When you divide by n you are assuming that your data are telling you everything. What I mean by this is you are assuming that each observation you see is equally likely. So if you observed 120 200 320 380 450, then each is equally likely to occur with probability 1/5. Then everything is based on this idea. This is called the empirical distribution.

However, sometimes this doesn't really do the best job of predicting what is going on in the underlying distribution. Another way to view the five observations 120 200 320 380 450 is that these probably are not the only five possible values. There are probably a lot of other possible values that are in between my observations and based on the data. in particular I'd like the predicted 50th percentile to be the "middle" of the data. So here I would like the 50% to be 320. In other words F(320)=P(X<=320)=.5=3/6=3/(n+1). So to get this idea to work you have to divide by n+1.

As others mentioned use the smoothed estimate when doing moment matching or when doing p-p plots. Otherwise use the actual empirical distribution.

As n-> infinity these two values should approach each other.
#12
02-04-2012, 02:40 AM
 Ionic Order Member CAS SOA Join Date: Jan 2011 Location: Denver Posts: 1,284

I don't get the part about you how you would like the 50% percentile to be 320. Why do you want that? What if you had 6 data points?
#13
02-04-2012, 10:27 AM
 UFActuary Member Join Date: Jul 2005 Posts: 3,431

Quote:
 Originally Posted by HiLine I don't get the part about you how you would like the 50% percentile to be 320. Why do you want that? What if you had 6 data points?
HiLine, if the goal is to match your observation and best fit it to one of the distribution functions, you can only assume what's given to you. If you have 5 data points, you would not be able to assess what if you had 6. The N+1 is a smoothing technique as to artificially create some space between the first and last data points.

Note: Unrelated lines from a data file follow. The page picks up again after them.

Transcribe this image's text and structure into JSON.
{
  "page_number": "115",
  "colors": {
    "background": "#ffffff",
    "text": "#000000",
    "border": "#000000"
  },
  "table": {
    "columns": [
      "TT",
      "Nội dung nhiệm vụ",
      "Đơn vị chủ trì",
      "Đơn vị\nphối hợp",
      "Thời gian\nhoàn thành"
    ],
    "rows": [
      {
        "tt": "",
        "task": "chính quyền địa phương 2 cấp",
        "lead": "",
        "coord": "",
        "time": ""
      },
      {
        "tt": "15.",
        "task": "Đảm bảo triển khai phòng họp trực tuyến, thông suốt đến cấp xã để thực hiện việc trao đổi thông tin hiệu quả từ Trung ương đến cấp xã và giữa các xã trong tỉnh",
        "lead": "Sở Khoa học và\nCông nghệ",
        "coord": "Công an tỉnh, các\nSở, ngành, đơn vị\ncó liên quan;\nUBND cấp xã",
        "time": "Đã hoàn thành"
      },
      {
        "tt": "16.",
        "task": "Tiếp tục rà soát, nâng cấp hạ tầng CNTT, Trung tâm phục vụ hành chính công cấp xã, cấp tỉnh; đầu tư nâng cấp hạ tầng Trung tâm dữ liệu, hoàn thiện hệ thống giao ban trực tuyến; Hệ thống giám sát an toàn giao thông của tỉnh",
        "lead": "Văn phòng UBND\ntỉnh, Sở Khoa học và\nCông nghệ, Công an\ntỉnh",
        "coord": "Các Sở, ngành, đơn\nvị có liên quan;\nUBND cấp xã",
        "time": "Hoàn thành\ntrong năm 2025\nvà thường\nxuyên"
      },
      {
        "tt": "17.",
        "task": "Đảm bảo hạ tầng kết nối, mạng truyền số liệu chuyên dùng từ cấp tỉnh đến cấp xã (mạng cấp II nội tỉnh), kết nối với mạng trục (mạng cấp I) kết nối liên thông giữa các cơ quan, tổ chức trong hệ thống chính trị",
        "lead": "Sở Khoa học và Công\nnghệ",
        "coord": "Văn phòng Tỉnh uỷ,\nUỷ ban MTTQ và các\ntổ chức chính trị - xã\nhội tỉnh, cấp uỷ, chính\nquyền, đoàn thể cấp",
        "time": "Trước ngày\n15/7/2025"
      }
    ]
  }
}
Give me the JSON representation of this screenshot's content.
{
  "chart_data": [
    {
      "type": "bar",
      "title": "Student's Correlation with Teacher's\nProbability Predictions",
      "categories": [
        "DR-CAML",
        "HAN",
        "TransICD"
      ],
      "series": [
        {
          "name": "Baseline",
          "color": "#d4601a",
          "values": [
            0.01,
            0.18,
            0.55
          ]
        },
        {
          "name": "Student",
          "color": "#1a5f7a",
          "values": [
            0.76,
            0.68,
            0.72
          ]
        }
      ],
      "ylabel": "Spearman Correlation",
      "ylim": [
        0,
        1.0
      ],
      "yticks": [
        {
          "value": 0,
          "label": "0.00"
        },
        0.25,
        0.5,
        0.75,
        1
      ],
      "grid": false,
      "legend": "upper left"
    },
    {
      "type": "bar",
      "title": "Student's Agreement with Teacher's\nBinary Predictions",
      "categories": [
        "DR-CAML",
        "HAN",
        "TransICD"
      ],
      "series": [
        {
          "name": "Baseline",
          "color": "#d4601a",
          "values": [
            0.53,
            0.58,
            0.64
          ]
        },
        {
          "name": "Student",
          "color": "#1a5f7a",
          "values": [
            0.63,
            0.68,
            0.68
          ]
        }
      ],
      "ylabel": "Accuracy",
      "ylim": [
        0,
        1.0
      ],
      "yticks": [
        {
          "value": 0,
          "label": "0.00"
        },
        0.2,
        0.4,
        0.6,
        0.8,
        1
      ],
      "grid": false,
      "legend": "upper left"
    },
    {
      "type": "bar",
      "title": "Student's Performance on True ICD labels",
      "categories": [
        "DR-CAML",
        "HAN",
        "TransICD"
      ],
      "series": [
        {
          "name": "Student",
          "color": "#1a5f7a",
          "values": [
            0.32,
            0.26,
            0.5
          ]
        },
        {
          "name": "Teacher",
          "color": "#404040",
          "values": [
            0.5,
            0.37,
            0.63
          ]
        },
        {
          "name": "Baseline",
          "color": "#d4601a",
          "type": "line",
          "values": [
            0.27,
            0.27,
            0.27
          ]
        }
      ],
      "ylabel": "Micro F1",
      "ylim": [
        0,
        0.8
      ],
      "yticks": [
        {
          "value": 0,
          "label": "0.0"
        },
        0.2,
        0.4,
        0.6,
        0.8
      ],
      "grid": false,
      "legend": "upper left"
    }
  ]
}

I think the smoothing is easiest to comprehend if you look at just 2 datapoints.

Lets say the values are 50, 100

If you use empirical no smoothing). x = 50 would be 0.5, x = 100 would be 100%.

But this would be a very poor assumption if these are sample observations from a model.

If you use n+1 and now do it

50 is 1/3 and 100 is 2/3

Makes much more sense. It's like in Microsoft Word when you Center your text so there's a left-margin and a right-margin.

you have 1/3 margin to the left and the same 1/3 margin between points, and then there's an equal margin to the right because it's easy to see there's likely more distribution you're not getting... and the middle of the distribution should not be 50 or 100.... it should be the average of the 2.

And sure enough 1/3 + 2/3 /2 = 50% and that lies at 75.

On another note, I read somewhere that you have to have more than 2 observations to really fit the data.... Not sure what the minimum was.
#14
02-04-2012, 11:11 AM
 Ionic Order Member CAS SOA Join Date: Jan 2011 Location: Denver Posts: 1,284

I was wondering about the margin thing too when I had to deal with questions whose empirical estimation uses ogives. So the percentile smoothing method solves this problem! Thanks a lot for your explanation!